The timing of a voluntary disclosure under the ITAR is important, because the provision applies only when a company provides information to the DDTC prior to either the State Department or "any other agency, bureau, or department of the United States Government" learning the information from another source. Id. § 127.12(b)(2). The ITAR directs companies to notify DDTC "immediately after a violation is discovered," but provides companies an additional 60 days to conduct a review prior to making a full disclosure. Id. § 127.12(c).
Export Control Reform Act (ECRA)
The ECRA controls the export of so-called "dual-use" items—goods, software, and technology. The implementing regulation for the ECRA is the Export Administration Regulations (EAR), which is administered by the U.S. Department of Commerce Bureau of Industry and Security (BIS). The EAR includes a voluntary self-disclosure policy: "BIS strongly encourages disclosure to OEE [Office of Export Enforcement] if you believe that you may have violated the EAR, or any order, license or authorization issued thereunder." 15 CFR § 764.5. Voluntary disclosure to OEE "is" a mitigating factor in the determination of administrative penalties, and Supplement No. 1 to Part 766 of the BIS Enforcement Guidelines provides additional guidance on how voluntary self-disclosure affects the agency's determination of administrative penalties.
As with the AECA, the EAR's voluntary self-disclosure provision applies only when a company provides information to OEE prior to either OEE or "any other agency of the United States Government" learning the information from another source. Id. § 764.5(b)(3). Similarly, the EAR directs companies to notify OEE "as soon as possible after violations are discovered," but provides an additional 180 days for "a thorough review of all export-related transactions where violations are suspected." Id. §§ 764.5(c)(1)-(2).
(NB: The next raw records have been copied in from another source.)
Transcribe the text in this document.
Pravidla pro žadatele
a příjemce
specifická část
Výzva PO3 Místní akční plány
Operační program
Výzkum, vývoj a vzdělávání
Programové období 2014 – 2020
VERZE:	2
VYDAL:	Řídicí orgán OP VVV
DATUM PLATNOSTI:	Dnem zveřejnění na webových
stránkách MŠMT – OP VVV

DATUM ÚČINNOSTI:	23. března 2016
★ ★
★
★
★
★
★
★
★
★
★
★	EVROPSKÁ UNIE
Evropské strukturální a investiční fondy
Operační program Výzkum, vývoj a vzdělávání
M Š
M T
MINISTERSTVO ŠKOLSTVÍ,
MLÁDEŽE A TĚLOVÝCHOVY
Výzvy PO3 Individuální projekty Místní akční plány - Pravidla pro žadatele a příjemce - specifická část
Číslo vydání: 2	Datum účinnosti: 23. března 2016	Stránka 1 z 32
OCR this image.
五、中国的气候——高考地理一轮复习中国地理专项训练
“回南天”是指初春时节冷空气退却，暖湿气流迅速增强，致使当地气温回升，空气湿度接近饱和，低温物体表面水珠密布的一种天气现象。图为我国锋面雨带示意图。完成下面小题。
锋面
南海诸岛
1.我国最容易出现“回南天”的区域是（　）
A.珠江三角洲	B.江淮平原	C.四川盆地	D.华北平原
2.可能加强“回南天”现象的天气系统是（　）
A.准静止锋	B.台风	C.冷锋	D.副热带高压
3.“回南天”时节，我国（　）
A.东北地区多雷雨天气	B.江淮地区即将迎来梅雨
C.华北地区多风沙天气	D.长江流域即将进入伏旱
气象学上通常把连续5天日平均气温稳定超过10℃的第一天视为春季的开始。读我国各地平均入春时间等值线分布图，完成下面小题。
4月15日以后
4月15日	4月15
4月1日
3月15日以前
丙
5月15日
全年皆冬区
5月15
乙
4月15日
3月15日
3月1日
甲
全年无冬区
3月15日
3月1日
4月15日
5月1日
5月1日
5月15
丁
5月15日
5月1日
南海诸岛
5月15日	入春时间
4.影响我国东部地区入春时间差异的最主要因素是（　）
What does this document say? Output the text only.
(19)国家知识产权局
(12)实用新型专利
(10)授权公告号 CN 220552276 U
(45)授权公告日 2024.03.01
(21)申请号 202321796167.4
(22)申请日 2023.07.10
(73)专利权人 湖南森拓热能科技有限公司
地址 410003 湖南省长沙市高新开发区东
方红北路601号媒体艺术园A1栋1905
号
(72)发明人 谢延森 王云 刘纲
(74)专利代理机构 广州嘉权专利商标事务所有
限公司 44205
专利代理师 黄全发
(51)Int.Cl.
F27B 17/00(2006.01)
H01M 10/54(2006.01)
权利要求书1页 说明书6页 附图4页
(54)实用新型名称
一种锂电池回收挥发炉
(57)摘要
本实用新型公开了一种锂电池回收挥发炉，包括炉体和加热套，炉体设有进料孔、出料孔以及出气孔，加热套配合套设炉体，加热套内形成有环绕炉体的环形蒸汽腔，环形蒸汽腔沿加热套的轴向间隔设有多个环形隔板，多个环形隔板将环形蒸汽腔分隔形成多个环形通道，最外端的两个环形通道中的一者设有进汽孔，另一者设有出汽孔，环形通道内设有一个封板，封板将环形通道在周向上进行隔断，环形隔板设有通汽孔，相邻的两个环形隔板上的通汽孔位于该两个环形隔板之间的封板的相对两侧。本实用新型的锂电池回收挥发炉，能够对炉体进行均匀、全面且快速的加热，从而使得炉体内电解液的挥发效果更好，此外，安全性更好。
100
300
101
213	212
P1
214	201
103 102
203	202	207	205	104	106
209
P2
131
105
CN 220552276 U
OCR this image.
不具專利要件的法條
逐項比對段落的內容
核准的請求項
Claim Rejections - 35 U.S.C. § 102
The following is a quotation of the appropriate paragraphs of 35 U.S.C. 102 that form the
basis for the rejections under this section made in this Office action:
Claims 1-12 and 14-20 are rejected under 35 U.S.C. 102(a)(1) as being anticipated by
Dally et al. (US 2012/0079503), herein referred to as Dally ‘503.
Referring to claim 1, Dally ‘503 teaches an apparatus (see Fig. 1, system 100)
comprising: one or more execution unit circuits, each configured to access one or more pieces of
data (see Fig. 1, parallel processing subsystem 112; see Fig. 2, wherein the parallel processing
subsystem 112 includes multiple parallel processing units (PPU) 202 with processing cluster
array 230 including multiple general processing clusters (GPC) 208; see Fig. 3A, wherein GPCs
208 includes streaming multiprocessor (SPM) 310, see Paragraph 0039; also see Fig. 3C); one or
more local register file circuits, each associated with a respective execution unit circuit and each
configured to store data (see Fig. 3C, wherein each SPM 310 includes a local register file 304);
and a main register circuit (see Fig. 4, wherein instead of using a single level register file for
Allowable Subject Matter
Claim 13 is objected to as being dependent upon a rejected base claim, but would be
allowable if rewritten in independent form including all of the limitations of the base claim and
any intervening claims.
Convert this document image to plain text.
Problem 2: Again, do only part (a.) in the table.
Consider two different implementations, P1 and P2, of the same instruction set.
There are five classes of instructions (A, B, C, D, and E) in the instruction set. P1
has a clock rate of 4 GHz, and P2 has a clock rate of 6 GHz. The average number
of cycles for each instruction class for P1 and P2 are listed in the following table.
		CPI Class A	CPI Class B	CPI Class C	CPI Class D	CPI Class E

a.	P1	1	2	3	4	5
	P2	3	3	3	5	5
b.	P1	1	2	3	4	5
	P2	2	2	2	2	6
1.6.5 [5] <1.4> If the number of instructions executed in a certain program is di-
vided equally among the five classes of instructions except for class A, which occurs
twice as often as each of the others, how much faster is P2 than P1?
International Emergency Economic Powers Act (IEEPA)
Finally, IEEPA provides the President with the authority to implement sanctions to protect U.S. national security and foreign policy interests. The various U.S. sanctions regimes have been implemented primarily by Executive Orders, which are administered and enforced by the U.S. Treasury Department's Office of Foreign Assets Control (OFAC). OFAC has published guidance on its enforcement of all economic sanctions program, including guidance on voluntary self-disclosure. See 31 C.F.R. Pt. 501, App. A. OFAC defines voluntary self-disclosure as "notification to OFAC of an apparent violation by a Subject Person that has committed, or otherwise participated in, an apparent violation" of the sanctions program. Id. at I(I).
Unlike the ITAR and EAR voluntary self-disclosure provisions, the OFAC provision expressly contemplates, in two different ways, the possibility of simultaneous disclosure. First, OFAC considers a voluntary self-disclosure to be one made "prior to or at the same time that OFAC, or any other federal, state, or local government agency or official" learns of the apparent violation. Id. (emphasis added). Second, OFAC may consider a company's voluntary selfdisclosure to another agency as a voluntary self-disclosure for OFAC's purposes as well. Like the ITAR and EAR, the OFAC regulations permit companies to provide an initial notification followed "within a reasonable period of time" by more comprehensive disclosure. Appendix A to Part 501 also provides additional guidance on how voluntary self-disclosure affects the agency's determination of administrative penalties. See id. at V(B).